We finally arrived at Palindan on August 6, 2002. A farm town for growing chickens, pigs and coffee. A town of 5000 people. A town that my son LOVE always returned to whenever he went to the Philippines for vacation from San Francisco. The town where on January 4, 2001 he said goodbye to us and to this world to go to the next stage of his life and that was the start of BOOKS FOR LOVE.

We started to collect used English children’s books here in San Francisco. In 2001, we shipped 2700 books and 15 boxes to Palindan thru the help and support of 78 caring human beings who were family members, friends, and co-workers, and the libraries. Lorena, Arniel, and Gil gave the books directly to 245 school children of Palindan Elementary School on November 2, 2001. Lorena, Arniel, and Gil are Books for Love volunteers who traveled to Palindan, Ibaan, Batangas, Philippines.

Books for Love 2002, 1500 books in 10 boxes were shipped that was used to start the first library of the school and the mini libraries in each classrooms. Myself, Leilani and Arniel were there August 6-9, 2002 and saw how the main library and the mini libraries were set up.

While in Palindan, we discovered during the "getting to know you" town meeting at the school the many problems that they have.
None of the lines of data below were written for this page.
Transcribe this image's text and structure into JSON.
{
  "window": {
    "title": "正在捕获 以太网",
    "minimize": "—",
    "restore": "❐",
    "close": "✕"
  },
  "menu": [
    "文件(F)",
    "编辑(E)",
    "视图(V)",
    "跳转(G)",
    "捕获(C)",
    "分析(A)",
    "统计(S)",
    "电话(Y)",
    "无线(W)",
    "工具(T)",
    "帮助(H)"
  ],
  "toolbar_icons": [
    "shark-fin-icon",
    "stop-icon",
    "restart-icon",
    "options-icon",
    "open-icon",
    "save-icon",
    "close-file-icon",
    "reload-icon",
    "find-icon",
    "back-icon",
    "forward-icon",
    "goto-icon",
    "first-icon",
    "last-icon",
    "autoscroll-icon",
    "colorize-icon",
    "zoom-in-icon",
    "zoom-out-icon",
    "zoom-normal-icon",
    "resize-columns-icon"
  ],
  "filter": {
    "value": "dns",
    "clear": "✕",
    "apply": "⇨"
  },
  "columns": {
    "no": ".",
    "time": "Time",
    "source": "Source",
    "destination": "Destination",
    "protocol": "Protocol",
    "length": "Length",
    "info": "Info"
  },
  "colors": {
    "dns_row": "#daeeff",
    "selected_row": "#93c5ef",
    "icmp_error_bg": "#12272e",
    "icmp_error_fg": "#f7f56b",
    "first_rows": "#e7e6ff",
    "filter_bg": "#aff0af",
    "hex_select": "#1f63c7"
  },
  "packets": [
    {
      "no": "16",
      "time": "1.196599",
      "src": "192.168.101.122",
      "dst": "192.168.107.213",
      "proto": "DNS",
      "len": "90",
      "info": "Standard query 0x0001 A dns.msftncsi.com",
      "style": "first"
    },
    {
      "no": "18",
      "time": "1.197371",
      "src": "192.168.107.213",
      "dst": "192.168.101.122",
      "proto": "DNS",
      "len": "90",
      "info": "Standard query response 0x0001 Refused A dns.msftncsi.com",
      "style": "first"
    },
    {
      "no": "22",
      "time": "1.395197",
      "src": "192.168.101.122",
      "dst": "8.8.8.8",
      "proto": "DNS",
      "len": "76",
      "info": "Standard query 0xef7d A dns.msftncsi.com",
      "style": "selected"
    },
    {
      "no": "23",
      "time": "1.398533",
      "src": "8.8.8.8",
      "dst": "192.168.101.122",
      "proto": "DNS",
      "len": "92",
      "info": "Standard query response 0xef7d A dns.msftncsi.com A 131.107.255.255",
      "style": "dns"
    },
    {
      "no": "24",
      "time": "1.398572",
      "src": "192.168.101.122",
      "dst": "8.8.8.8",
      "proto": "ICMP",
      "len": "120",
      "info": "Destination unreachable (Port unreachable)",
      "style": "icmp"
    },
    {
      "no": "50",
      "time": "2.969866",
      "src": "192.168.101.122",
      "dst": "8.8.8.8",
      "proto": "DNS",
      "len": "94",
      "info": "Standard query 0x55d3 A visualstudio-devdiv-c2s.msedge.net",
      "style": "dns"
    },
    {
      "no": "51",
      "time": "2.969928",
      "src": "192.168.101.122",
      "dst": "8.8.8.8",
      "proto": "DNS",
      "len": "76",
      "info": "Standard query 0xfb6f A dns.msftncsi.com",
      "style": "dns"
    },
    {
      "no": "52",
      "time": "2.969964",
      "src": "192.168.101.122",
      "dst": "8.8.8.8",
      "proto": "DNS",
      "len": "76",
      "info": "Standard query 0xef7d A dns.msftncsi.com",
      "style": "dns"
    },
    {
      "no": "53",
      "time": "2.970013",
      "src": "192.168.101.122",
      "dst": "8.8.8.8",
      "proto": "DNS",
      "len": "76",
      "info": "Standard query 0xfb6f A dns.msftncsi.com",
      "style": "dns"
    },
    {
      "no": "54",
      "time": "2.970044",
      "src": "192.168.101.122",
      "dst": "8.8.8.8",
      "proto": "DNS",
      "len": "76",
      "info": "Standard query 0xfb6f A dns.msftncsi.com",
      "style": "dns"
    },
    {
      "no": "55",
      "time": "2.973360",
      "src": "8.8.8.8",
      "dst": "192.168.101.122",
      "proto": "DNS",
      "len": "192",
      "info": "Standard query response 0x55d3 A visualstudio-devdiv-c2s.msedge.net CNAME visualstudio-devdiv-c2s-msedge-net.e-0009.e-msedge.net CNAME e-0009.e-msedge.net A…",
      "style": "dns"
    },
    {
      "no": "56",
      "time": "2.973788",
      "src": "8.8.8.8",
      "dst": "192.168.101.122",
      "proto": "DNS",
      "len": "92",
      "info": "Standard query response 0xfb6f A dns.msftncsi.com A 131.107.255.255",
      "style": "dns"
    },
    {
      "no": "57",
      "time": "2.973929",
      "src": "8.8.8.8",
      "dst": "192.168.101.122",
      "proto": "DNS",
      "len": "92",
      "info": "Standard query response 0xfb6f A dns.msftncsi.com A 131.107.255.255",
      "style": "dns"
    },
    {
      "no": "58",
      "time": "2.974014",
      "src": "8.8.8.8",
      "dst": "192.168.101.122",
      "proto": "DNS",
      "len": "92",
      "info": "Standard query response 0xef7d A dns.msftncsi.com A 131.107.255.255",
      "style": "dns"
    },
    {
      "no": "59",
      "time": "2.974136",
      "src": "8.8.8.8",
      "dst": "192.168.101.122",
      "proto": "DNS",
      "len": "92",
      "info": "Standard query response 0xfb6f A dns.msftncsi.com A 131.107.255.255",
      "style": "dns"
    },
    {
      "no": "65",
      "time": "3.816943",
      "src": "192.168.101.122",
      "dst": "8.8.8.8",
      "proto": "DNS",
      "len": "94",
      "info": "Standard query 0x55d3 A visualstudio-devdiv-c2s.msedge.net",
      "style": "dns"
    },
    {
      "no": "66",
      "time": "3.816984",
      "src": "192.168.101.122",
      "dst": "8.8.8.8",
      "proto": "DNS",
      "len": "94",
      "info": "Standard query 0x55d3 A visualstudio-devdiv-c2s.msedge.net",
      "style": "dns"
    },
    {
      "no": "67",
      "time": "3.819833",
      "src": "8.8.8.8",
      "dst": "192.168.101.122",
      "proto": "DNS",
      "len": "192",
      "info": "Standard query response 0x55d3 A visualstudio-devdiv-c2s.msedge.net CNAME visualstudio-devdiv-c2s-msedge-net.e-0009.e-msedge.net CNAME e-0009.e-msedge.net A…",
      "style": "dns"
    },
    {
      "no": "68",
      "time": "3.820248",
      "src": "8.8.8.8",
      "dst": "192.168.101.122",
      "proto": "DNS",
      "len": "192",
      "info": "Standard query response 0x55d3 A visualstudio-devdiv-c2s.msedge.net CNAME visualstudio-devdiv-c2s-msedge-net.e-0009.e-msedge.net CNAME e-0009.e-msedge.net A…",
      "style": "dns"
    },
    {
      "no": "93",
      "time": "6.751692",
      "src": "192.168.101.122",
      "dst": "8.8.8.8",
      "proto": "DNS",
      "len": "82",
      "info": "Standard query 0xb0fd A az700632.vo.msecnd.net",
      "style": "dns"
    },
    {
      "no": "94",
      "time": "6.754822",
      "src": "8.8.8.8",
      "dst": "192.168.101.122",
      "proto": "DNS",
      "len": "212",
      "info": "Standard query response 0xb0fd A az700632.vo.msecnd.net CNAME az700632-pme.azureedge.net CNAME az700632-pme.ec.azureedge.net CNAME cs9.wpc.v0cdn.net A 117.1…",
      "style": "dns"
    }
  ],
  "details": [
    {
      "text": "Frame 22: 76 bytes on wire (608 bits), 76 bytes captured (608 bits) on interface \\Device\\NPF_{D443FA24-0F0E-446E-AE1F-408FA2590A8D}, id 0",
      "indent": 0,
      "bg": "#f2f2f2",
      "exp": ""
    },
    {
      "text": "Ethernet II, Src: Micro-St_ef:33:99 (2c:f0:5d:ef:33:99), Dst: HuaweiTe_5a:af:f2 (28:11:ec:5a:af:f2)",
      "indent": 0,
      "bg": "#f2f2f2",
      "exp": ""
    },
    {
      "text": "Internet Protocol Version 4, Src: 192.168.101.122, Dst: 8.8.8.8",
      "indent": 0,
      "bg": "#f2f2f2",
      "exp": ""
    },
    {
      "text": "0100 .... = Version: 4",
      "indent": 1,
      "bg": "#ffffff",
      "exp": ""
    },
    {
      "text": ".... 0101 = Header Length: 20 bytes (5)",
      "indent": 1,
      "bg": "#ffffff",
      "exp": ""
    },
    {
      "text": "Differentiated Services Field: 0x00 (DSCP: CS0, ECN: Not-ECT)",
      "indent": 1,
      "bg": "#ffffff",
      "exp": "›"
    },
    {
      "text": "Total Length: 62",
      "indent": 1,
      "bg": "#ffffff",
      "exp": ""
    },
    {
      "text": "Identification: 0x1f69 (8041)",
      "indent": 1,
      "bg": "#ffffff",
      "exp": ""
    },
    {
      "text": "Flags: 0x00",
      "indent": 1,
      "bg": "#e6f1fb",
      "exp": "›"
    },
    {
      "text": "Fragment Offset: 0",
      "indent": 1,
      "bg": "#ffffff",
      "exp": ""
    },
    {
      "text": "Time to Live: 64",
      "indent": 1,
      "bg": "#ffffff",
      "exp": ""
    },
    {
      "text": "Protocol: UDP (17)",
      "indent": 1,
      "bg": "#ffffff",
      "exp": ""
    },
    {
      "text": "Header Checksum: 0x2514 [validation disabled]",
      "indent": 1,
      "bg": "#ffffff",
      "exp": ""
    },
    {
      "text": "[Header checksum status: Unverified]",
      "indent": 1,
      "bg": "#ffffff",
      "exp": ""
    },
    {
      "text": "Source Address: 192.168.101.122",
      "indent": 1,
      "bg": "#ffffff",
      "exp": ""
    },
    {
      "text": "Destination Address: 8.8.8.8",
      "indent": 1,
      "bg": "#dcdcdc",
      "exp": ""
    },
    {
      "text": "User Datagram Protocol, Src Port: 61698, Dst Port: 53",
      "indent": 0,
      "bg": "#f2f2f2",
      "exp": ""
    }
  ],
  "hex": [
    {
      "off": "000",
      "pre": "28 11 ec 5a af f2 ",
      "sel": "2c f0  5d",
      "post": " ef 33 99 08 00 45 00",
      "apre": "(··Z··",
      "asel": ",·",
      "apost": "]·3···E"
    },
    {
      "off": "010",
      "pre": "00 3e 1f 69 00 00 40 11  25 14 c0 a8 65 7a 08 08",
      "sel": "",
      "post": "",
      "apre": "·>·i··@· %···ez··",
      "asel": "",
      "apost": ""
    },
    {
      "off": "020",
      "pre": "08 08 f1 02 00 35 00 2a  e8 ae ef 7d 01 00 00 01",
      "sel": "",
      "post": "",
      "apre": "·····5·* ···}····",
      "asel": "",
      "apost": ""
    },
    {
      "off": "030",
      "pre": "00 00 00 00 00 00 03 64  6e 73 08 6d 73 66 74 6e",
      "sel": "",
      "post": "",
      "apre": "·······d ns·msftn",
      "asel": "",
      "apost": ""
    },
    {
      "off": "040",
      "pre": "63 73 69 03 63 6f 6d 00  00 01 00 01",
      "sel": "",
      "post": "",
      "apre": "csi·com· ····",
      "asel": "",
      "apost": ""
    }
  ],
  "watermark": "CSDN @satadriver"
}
Lack of livelihood and education are two of the predominanting ones, aside from the need for medicine (the children had skin and lungs illnesses), safe drinking water, cleanliness of the surroundings, and activities for the school children.

The people want to do something specially for their children. More than 20% of the elementary school children drop out of school and forego studying to take care of their siblings while their parents go to work. There is no sports program for the children who are left to roam around after their task is done at home. Going to school is made difficult because they do not have the needed school supplies. School hours are from 7AM to 5PM and during the two recess periods and lunch, some children have to stand and stare at others eat because they do not have the means to buy their food for that day.

The school does not have any kind of playground. The school property is triangular in shape and is bordered by roads on both sides. The heat is unbearable inside the classrooms. There is an electric fan in each classroom but they do not use it in order to save electricity. The windows are left wide open to allow the air to come in but together with the air come the noise of the passing vehicles, the battalion of flies, and the foul smell from the chicken and pig farms. In this condition, the children, 245 of them, study. It was amazing to see their attention and interest in studying.